The feeling of giving birth to become a mother was what I was looking for this time and what I felt like I might have missed having given birth to my first child in a hospital setting. I was a patient while I was in that hospital and my birth experience was a type of painful sickness that occurred on a known timeline (known to the hospital staff of course and not me) and needed medical monitoring every 45 minutes by a nurse wearing latex gloves.
Having labored in the hospital for 10 hours without being allowed to move (my water had broken early on) I was frequently asked by the nurses to rate my pain. I began to fear the pain as if it were a sign that something was wrong. I opted for the epidural out of fear of the pain and the drug successfully ended my awareness of my body from the waist down. This disconnection from my body transferred somehow into a disconnection from my baby. I felt like this birth and this becoming-a-mother was happening to someone else. The trials of parenting a newborn quickly bonded me to my baby and within 6 weeks I felt like a mother although I struggled with depression for the first year and half of motherhood.
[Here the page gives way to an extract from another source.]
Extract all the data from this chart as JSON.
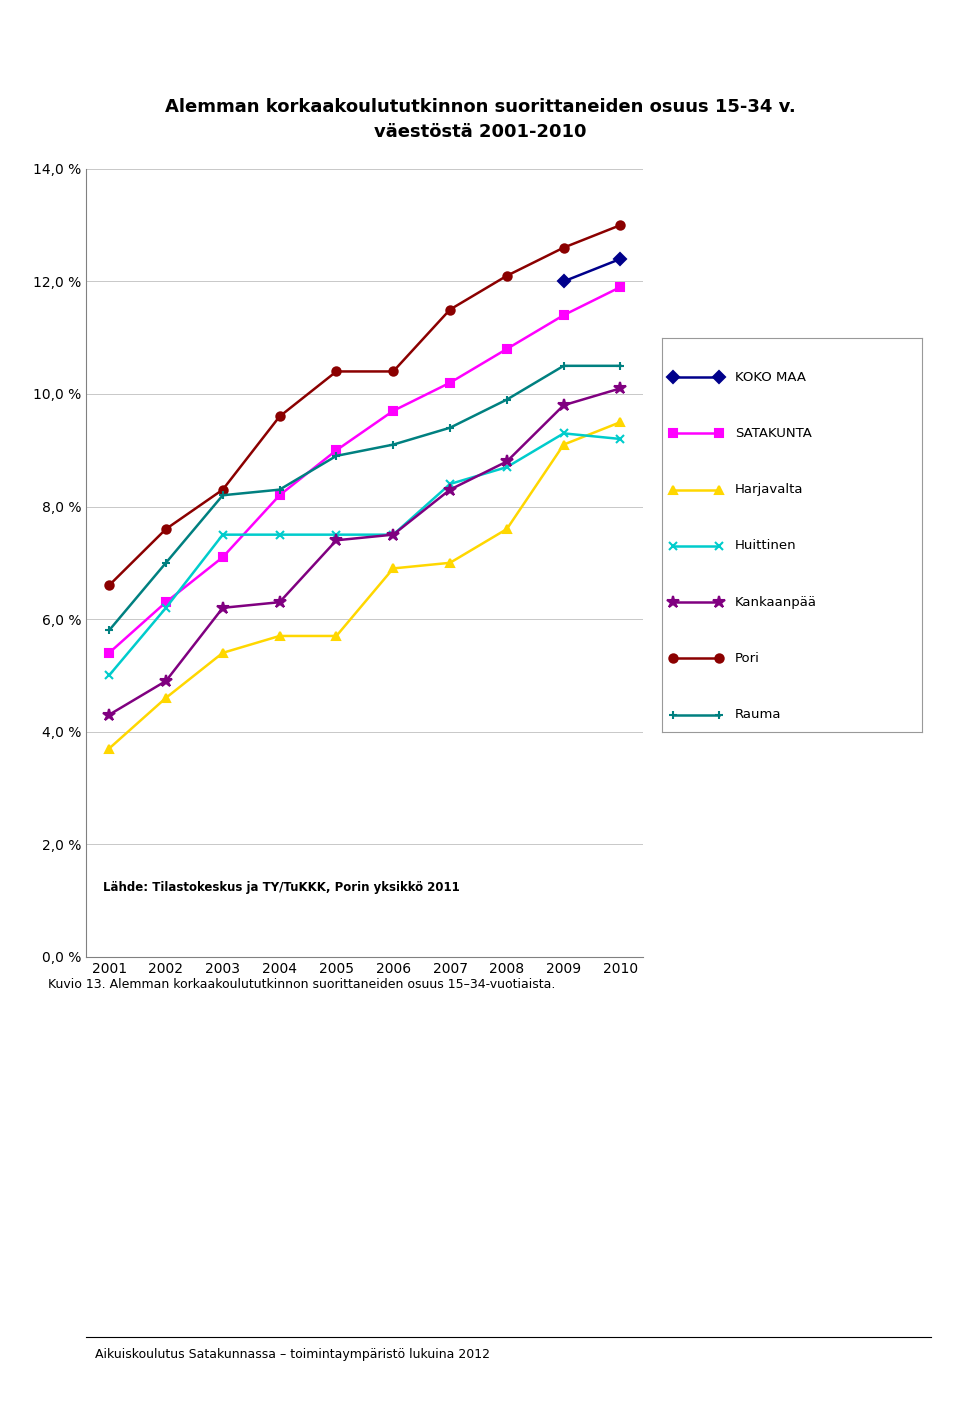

This homebirth experience was good for me and I chose it because it eliminated the need for me to become a passive hospital patient which was so in contrast with the strong birthing mother that my body and my baby needed and wanted me to be. My homebirth was also a healing experience in that gave me a new perspective on the trials of giving birth to and of parenting my first child; two experiences that had ultimately left me feeling weak, scared and unprepared. What wisdom I felt that I had lacked before I now feel that I possess after giving birth at home without drugs. I now know that I am a strong and capable person who can trust herself to be a strong and capable parent to two precious children. I know that I can trust my mind and my body and that I am qualified to ask for help from those professionals whom I deem qualified to help me. Like my chiropractor! When and if my daughters’ choose to take the journey into motherhood I will tell them about my two very different birthing experiences and I will encourage them to view birth not a sickness but as part of the hero’s journey. We parents are heroes, if you are doing it right it is the hardest thing you’ve ever done. The most rewarding too!